Generate a weighted stratified sample, with variable input and variable weightings. Expected input is a variable length factor of integers with a varying number of levels.
I'm attempting to avoid hard-coding the weightings and strata, as they may vary. There are many questions on stack exchange regarding stratified sampling, but none that I could see avoiding hard-coded values.
I'm still a bit new to R and have tried various methods: survey::svydesign() and sampling::balancedstratification(). None seem to take a vector of frequency proportions to use as weightings.
variable_vector <- as.factor(c(1, 1, 1, 2, 2, 2, 2, 3))
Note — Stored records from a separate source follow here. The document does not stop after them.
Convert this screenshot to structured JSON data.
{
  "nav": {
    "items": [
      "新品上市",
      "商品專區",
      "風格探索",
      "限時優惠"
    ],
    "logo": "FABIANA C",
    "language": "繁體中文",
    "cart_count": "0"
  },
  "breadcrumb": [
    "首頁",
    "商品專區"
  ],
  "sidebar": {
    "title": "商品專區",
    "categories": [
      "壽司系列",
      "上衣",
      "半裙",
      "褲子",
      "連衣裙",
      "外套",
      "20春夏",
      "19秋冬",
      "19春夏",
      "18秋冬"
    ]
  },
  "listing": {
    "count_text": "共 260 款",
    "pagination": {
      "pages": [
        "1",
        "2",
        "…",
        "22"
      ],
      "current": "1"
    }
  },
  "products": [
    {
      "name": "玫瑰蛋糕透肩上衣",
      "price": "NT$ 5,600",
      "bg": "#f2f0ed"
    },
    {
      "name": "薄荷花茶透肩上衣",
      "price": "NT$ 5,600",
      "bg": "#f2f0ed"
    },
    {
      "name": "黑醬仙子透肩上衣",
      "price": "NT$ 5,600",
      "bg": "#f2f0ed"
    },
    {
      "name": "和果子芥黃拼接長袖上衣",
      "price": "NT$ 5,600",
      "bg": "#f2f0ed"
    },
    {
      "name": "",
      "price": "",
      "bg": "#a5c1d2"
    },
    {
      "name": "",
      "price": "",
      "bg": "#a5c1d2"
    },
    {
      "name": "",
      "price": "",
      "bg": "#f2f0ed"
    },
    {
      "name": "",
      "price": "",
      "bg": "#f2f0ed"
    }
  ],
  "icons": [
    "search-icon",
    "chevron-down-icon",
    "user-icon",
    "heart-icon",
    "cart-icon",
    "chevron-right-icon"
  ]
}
freq_prop <- prop.table(table(factor_vector))
library(survey)
mysdesign <- svydesign(id = ~1,
strata = ~levels(variable_vector),
data = variable_vector,
fpc = freq_prop)
library(sampling)
sampling::balancedstratification(variable_vector,
strata = levels(variable_vector),
pik = freq_prop)
Neither of the above methods have worked.
Output from freq_prop is
[1] 0.375 0.500 0.125
Now I need a way of generating random samples of size 30 for example:
sample size 1 = 30 * 0.375
sample size 2 = 30 * 0.500
sample size 3 = 30 * 0.125
You can use base-r
sample
to generate a random sample. For example, to generate a random sample size of 30
using elements {1,2,3}
of a set with a 0.375, 0.5, 0.125
probability for 1,2
and 3
respectively, we can do the following
set.seed(777)
r_sample<- sample(c(1,2,3), size=30, replace = TRUE, prob = c(0.375, 0.5, 0.125))
table(r_sample)
# r_sample
# 1 2 3
# 13 14 3
You can also see ?sample
to see the help page.